Face à une catastrophe, la question prioritaire n’a jamais été celle du « pourquoi ? » ou du « comment en sommes-nous arrivés là ? ». Non parce que cette question manque d’intérêt, mais parce que qu’elle survient souvent à contretemps, trop tard ou trop tôt, sachant que face à l’urgence de la reconstruction, on doit savoir séparer le temps de l’analyse de celui de l’action. La question fondamentale de l’entrepreneur post-catastrophe sera plutôt « la catastrophe étant advenue, qu’allons-nous pouvoir essayer d’en faire ? »

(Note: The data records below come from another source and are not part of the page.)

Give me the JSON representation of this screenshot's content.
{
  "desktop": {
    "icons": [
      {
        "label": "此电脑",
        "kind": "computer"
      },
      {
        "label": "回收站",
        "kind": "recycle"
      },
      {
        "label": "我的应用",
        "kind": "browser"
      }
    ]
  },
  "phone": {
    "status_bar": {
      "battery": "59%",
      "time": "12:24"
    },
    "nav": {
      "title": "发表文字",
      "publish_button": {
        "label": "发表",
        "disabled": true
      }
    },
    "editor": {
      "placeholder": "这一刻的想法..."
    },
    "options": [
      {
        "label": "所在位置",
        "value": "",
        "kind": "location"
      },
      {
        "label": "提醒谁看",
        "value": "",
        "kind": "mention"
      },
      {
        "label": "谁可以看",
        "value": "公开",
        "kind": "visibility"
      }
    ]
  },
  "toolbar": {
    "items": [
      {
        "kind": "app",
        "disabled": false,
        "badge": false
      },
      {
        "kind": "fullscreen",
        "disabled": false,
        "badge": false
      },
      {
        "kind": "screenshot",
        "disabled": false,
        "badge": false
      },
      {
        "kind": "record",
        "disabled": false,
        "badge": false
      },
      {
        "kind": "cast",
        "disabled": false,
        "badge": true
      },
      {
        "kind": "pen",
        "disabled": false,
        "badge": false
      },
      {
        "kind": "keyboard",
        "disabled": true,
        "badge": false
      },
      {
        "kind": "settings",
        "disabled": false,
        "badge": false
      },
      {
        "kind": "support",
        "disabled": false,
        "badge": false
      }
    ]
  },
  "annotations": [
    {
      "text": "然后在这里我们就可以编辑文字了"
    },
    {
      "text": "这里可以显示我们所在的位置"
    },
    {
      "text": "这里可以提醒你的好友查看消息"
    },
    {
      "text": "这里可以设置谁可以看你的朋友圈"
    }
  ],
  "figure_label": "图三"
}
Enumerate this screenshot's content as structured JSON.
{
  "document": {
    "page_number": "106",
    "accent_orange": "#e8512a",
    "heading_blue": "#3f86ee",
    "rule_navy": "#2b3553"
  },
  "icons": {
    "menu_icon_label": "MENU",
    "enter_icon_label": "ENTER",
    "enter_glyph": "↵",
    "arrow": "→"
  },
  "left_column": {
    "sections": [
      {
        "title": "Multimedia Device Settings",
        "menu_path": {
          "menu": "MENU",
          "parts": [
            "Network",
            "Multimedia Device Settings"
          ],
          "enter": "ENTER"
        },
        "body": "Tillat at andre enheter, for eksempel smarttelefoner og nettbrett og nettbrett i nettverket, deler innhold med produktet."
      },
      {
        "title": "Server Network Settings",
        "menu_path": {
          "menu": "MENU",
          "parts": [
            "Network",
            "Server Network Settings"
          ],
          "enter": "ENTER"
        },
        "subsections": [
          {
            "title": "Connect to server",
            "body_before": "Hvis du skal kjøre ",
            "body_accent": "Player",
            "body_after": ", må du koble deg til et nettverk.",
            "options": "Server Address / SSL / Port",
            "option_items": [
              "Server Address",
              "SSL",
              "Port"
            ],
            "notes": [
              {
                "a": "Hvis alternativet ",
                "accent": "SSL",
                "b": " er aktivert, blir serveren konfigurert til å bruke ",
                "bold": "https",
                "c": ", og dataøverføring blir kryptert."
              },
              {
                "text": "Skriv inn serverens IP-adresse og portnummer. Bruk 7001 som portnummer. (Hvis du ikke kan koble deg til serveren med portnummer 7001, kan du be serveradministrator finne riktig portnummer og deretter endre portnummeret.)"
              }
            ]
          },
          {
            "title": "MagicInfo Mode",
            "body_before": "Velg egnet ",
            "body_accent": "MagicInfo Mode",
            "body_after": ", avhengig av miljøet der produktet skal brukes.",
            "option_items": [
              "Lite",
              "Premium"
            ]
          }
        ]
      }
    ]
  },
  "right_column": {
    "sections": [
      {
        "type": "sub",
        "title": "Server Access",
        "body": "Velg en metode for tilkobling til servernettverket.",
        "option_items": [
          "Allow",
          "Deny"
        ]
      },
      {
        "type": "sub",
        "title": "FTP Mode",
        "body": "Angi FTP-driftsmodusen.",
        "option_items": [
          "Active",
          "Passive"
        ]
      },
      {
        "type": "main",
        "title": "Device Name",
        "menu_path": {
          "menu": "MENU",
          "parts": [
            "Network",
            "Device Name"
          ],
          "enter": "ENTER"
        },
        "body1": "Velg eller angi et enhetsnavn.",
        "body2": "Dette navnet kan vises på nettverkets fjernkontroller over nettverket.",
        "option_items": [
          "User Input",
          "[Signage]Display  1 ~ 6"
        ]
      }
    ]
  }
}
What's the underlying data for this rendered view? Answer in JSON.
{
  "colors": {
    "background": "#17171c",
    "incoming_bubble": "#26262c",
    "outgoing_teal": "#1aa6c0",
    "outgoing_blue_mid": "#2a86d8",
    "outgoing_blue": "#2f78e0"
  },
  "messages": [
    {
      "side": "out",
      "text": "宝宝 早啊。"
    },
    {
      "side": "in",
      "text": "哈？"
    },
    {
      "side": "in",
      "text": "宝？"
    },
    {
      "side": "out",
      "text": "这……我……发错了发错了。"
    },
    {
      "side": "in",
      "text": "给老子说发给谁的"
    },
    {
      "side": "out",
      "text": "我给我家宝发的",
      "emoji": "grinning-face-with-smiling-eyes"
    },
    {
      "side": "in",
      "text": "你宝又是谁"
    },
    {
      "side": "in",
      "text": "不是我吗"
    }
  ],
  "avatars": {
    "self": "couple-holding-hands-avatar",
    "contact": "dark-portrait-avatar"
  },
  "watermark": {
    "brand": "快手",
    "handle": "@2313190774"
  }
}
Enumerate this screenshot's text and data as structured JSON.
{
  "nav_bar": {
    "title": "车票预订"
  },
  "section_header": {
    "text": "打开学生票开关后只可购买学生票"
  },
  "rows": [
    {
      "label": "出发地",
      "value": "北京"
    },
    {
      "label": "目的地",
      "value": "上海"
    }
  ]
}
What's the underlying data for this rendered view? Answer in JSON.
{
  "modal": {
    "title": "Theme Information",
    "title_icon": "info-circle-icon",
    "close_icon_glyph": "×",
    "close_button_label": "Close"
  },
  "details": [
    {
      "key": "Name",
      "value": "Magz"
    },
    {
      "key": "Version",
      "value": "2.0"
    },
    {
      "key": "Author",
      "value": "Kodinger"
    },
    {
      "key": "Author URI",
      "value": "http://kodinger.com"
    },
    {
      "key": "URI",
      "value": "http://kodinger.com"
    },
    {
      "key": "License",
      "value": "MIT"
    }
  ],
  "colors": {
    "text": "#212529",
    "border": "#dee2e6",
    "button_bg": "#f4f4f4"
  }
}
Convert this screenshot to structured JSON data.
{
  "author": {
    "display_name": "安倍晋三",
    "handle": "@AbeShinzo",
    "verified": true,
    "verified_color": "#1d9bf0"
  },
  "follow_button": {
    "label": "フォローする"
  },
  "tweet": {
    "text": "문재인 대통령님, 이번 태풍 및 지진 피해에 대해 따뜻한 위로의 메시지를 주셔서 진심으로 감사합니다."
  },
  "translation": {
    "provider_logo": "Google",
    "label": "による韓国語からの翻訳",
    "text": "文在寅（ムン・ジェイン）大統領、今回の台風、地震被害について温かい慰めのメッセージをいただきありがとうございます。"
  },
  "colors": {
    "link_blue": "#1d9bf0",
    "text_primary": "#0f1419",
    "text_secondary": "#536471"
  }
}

Oui, que faire d’une catastrophe ? Comment tenter de la transformer en énergie collective pour demain. Sachant qu’une catastrophe, dès lors qu’elle est regardée avec lucidité et prise en main avec optimisme :
– vient nous rappeler l’essentiel, ce qui est vraiment important pour nous ;
– permet de mettre un nom sur nos vulnérabilités réelles, et parfois d’anticiper les prochaines ;
– attire notre attention sur l’inéluctabilité de certains risques ;
– nous force à apprendre de l’aléa, afin de nous transformer ;
– est une opportunité de nouvelles coopérations et de solidarités renforcées ;
– nous fait prendre conscience de l’imprédictibilité du lendemain ;
– nous aide à mieux comprendre ce qui nous est « imputable », même face à un événement dont nous ne sommes pas responsables ;
– active notre intelligence du « faire face », sous toutes ses formes ;
– nous pousse à transformer l’incertitude en projet, etc.